What Privacy Laws Actually Say: HIPAA, FERPA, ADA—and the Myths That Block Inclusion
We hear it all the time:
“Sorry, we can’t give you that information. It’s HIPAA.”
“We can’t let the students exchange numbers. It’s FERPA.”
“We’d love to include your child in after-school activities, but...”
HIPAA doesn’t govern schools.
FERPA protects records, not relationships.
And ADA requires access—not avoidance.
Here’s what these laws actually say—and how they’re misunderstood in ways that fuel ableism and exclusion.
HIPAA: The Law That Doesn’t Even Apply to Schools
What HIPAA does:
Protects health information held by health care providers, insurers, and health plans.
What HIPAA does not apply to:
K–12 schools
Teachers
School districts
Students communicating with each other
Peer-to-peer interaction or access support
“Most schools are not covered by HIPAA because they do not provide health care services as covered entities.”
— U.S. Department of Health and Human Services (HHS)
“In general, the HIPAA Privacy Rule does not apply to elementary or secondary schools.”
If a school says it’s “HIPAA” preventing name sharing or support planning—they’re misapplying the law.
FERPA: The Law That Protects Records—Not Relationships
What FERPA does:
Protects access to and disclosure of educational records like transcripts, IEPs, and disciplinary history.
What FERPA does not do:
Ban students from knowing each other’s names
Prevent kids from exchanging phone numbers or contact info
Stop families from talking to each other about shared experiences
Justify isolation or exclusion
“FERPA applies to the privacy of education records. It does not prevent students or parents from exchanging information with each other.”
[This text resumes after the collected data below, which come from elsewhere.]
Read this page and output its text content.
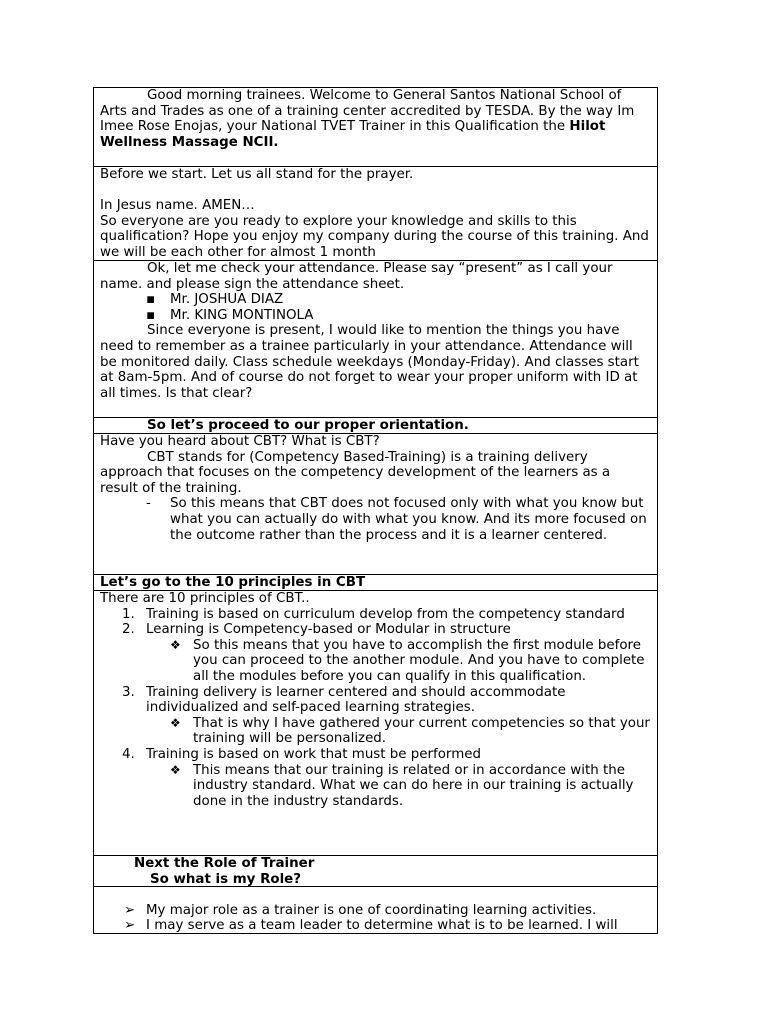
Good morning trainees. Welcome to General Santos National School of Arts and Trades as one of a training center accredited by TESDA. By the way Im Imee Rose Enojas, your National TVET Trainer in this Qualification the Hilot Wellness Massage NCII.

Before we start. Let us all stand for the prayer.

In Jesus name. AMEN…

So everyone are you ready to explore your knowledge and skills to this qualification? Hope you enjoy my company during the course of this training. And we will be each other for almost 1 month

Ok, let me check your attendance. Please say “present” as I call your name. and please sign the attendance sheet.

▪ Mr. JOSHUA DIAZ

▪ Mr. KING MONTINOLA

Since everyone is present, I would like to mention the things you have need to remember as a trainee particularly in your attendance. Attendance will be monitored daily. Class schedule weekdays (Monday-Friday). And classes start at 8am-5pm. And of course do not forget to wear your proper uniform with ID at all times. Is that clear?

So let’s proceed to our proper orientation.

Have you heard about CBT? What is CBT?

CBT stands for (Competency Based-Training) is a training delivery approach that focuses on the competency development of the learners as a result of the training.

- So this means that CBT does not focused only with what you know but what you can actually do with what you know. And its more focused on the outcome rather than the process and it is a learner centered.

Let’s go to the 10 principles in CBT

There are 10 principles of CBT..

1. Training is based on curriculum develop from the competency standard

2. Learning is Competency-based or Modular in structure

❖ So this means that you have to accomplish the first module before you can proceed to the another module. And you have to complete all the modules before you can qualify in this qualification.

3. Training delivery is learner centered and should accommodate individualized and self-paced learning strategies.

❖ That is why I have gathered your current competencies so that your training will be personalized.

4. Training is based on work that must be performed

❖ This means that our training is related or in accordance with the industry standard. What we can do here in our training is actually done in the industry standards.

Next the Role of Trainer

So what is my Role?

➢ My major role as a trainer is one of coordinating learning activities.

➢ I may serve as a team leader to determine what is to be learned. I will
— U.S. Department of Education – FERPA FAQ
“FERPA does not prohibit a school from identifying a student as having a disability when it is necessary for health or safety, or for the provision of services.”
Bottom line: FERPA guards what’s in the file—not who your child is allowed to talk to.
ADA: The Law That Demands Equal Access
The Americans with Disabilities Act (ADA) and Section 504 of the Rehabilitation Act require schools to provide equal opportunity for students with disabilities—including in nonacademic and extracurricular settings.
This includes:
After-school programs
Sports teams
Field trips
Clubs
Peer mentoring
Any service or activity available to nondisabled students
“Students with disabilities must be afforded an equal opportunity to participate in nonacademic and extracurricular services and activities.”
“A recipient may not, on the basis of disability, deny a qualified student with a disability the opportunity to participate in or benefit from an aid, benefit, or service.”
ADA is a civil rights law. “Privacy” is not a valid excuse to deny access, support, or friendship.
So Why Are These Laws Misused So Often?
Most of the time, it’s not malice—it’s confusion. But that confusion causes real harm.
Schools and districts may invoke privacy laws:
To avoid liability
Because staff lack training on inclusion law
As a default “no” in place of real planning
Out of fear of “doing it wrong”
When “privacy” becomes a reason to withhold support, deny friendships, or block participation?
That’s not safety.
That’s ableism wearing a badge of legalese.
Summary: The Law Is Not the Problem. Misuse Is.
❌ "It's HIPPA."
✅ HIPAA doesn’t apply to schools.
📎 Legal source: HHS.gov
❌ "FERPA doesn't allow that."
✅ FERPA protects records. Not peer interaction or relationships.
📎 Legal source: DOE FERPA FAQ
❌ “We can’t. It would disclose their disability.”
✅ ADA requires inclusion. Denying access = discrimination.
📎 Legal source: OCR Guidance
❌ “Legally, our hands are tied.”
✅ The law actually mandates equal opportunity and support.
📎 Legal source: 34 CFR § 104.4
Final Word: Privacy Law Should Never Be Used to Isolate Kids
HIPAA was made for hospitals—not school hallways.
FERPA protects files—not friendships.
ADA exists to open doors, not excuse institutions from building ramps.
So the next time someone cites “privacy” as a reason to block connection, limit participation, or deny support, ask for the policy in writing. Ask which law it references. Ask what statute backs the decision.
Because inclusion is a civil right—not a loophole.
And our kids deserve better than acronym armor masking exclusion.